On November 4 (All Saints’ Sunday), we will gather in the Rainbow Remembrance Garden around 11:45 am in order to place an engraved brick in honor of Frank Ward, long-time Rainbow pastor. It’s a beautiful time to be in the garden, and placing bricks is a beautiful way of remembering our very own “cloud of witnesses” (Hebrews 12:1).
Last time we were in the Remembrance Garden, someone asked me about this sculpture (pictured above). This led me to do some research, and lo and behold, I found this lovely piece of writing by Leo Goertz.
“Plants change and grow. A sculpture is a fixed physical presence but it too changes, by the brightness of the sun, by shadow, by being wet or covered with snow. I enjoy Arlie Regier’s sculpture as an abstract art piece, created from found and modified found materials. If one enjoys art more with an accompanying narrative, the obvious narrative is that it could represent a sail boat. This, in turn, implies motion or time. In a setting of a memorial garden this could represent ashes to ashes, birth to death, or more broadly, setting or attaining goals. Its direction, pointing to the church might even suggest the church as a haven. The sculpture might also be the object of exploration, and with that as transition, we move to exploration.”
So there you have it. We may be the stewards of the only KS garden with a sail boat sculpture in the middle of it. I’m ok with that because I love this image of the church being a haven for all of us out on the choppy, sometimes chaotic seas of life. May this sailboat help us remember those who sailed before us, who pointed the way for us. And may we who are still living, sail on, building the kind of church that truly provides a haven for all who seek it.
Love Leo’s words and interpretation. Thanks for sharing Ruth.
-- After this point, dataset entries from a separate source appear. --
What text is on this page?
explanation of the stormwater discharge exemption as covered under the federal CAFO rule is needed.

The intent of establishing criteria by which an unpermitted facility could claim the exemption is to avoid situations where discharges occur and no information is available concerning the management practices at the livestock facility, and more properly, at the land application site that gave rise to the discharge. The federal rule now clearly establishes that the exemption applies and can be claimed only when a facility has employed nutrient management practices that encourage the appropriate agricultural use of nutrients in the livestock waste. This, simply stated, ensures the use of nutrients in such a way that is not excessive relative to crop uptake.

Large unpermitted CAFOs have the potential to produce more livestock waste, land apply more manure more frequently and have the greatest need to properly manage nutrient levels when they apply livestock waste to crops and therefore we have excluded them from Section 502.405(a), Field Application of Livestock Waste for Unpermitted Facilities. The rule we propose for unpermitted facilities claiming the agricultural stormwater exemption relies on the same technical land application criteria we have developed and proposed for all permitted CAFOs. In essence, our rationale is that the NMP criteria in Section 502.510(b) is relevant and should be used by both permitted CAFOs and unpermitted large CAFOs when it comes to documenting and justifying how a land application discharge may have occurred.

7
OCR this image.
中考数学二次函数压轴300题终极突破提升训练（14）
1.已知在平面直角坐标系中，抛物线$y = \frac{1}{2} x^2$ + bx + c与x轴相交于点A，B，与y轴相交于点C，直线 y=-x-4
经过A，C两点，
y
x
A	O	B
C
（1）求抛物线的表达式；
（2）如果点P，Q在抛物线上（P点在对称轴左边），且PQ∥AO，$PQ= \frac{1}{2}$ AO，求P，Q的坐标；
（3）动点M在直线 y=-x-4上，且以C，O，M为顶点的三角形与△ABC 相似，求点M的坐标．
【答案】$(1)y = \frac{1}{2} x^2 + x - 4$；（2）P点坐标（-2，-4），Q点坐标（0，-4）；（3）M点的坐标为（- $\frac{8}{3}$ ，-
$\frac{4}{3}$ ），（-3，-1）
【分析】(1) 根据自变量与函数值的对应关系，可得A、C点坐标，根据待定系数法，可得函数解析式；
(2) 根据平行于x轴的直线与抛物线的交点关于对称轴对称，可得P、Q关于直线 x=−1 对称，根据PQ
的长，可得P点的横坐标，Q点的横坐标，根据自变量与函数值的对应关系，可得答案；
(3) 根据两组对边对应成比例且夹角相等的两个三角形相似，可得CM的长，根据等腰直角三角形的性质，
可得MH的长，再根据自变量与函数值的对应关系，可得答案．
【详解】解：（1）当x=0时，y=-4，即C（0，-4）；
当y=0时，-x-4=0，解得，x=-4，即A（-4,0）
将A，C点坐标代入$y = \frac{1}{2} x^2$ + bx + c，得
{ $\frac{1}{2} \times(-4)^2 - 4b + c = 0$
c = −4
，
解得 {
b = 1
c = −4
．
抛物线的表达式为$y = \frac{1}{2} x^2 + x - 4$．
A lovely piece with the wonderful musings on the sculpture by Leo. It will be more meaningful to me now as I contemplate the Garden and those who have passed on. june
I love your reflections Ruth, and also the words from Leo. I too cherish the “movement” that a sail boat implies: thought this sculpture is “stationary” it celebrates “movement” (“sometimes agonizingly slow”, and again swift as time.) You words are especially pertinent as we recognize Frank Ward as once present, now remembered, soon gone with the wind! thanks be to God!